The first two days are the most uncomfortable. Expect a blood clot forming in the empty socket, moderate swelling, and some bruising along the cheeks or jaw. Swelling typically peaks around day three to five, then starts to improve. Pain also eases for most people during this window, and a white or yellowish film begins covering the socket. This is a normal protective layer, not a sign of infection.

By days six through fourteen, the gum tissue starts closing over the site. Redness fades, any stitches dissolve or are removed, and eating becomes noticeably easier. By weeks three to four, the socket fills in with new tissue and the gum reshapes to a smooth surface.

During recovery, gentle saltwater rinses starting 24 hours after surgery help keep the area clean (half a teaspoon of salt in eight ounces of warm water, several times a day). The most important thing to avoid in the first week is anything that creates suction in your mouth: straws, vigorous spitting, or forceful rinsing. These can dislodge the blood clot protecting the socket, leading to a painful condition called dry socket, which feels like sudden, sharp pain and exposes bare bone in the extraction site.

Signs that something isn’t healing normally include swelling that worsens after day three instead of improving, thick yellow or green discharge with a foul smell, visible bone in the socket, heavy bleeding that soaks through gauze repeatedly, or spreading facial swelling accompanied by fever.

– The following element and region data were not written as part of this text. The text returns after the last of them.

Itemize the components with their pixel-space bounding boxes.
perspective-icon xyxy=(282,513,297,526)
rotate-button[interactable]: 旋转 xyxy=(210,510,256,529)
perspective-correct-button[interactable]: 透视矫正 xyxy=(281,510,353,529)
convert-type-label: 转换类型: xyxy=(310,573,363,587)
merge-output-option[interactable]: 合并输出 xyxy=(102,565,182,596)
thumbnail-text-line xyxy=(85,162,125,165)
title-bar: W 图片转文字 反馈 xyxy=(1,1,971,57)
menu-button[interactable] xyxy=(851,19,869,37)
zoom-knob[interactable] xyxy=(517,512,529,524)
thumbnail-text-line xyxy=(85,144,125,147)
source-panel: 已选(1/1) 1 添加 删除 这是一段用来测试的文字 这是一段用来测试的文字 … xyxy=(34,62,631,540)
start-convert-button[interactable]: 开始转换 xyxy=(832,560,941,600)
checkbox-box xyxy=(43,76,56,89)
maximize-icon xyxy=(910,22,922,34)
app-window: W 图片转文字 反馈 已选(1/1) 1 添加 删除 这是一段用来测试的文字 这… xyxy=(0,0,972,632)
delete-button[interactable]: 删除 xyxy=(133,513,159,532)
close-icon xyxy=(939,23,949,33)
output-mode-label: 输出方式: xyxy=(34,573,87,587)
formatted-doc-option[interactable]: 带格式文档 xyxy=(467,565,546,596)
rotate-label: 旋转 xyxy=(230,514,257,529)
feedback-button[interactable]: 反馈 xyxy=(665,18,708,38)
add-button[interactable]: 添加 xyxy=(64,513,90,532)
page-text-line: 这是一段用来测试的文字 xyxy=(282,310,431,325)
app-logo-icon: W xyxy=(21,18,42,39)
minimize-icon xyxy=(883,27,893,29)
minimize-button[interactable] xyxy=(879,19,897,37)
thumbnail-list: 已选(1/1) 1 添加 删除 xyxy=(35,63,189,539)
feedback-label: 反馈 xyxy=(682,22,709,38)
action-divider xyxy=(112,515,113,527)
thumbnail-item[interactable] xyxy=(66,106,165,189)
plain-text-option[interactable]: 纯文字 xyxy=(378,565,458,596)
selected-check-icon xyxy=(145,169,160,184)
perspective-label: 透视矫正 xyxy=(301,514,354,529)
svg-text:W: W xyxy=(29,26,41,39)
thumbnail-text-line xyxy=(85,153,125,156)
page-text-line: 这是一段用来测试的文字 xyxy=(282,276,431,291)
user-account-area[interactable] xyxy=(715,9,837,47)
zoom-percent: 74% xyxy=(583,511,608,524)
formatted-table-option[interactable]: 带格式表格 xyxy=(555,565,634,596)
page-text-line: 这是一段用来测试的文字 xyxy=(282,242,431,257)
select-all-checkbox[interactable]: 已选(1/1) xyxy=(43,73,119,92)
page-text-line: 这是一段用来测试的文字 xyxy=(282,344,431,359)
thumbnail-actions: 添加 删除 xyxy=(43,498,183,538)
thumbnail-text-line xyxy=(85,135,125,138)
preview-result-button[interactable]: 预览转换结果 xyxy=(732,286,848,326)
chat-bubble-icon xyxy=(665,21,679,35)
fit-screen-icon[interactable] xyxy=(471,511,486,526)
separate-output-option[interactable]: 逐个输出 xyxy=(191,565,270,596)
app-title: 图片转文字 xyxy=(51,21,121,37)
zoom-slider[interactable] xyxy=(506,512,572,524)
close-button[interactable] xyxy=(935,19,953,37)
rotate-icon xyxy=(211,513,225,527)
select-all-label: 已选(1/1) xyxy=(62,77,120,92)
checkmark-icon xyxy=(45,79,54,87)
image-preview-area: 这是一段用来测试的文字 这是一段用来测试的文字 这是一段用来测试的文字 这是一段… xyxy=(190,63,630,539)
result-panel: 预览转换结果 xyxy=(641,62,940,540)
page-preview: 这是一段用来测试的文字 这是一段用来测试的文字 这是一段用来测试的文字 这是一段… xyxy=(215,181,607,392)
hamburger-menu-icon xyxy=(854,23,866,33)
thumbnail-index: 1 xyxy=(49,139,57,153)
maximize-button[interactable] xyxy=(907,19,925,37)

When Impacted Molars Can Stay

An impacted molar that’s fully buried, causing no symptoms, and showing no signs of cysts or damage to neighboring teeth on X-ray may not need removal. The decision involves weighing the risks of surgery (nerve injury, infection, dry socket) against the risks of leaving it in place. For younger patients, early removal tends to be easier because the roots aren’t fully formed and the bone is less dense, which means quicker healing. For older adults with asymptomatic impactions, monitoring with periodic X-rays is often the more conservative and reasonable approach.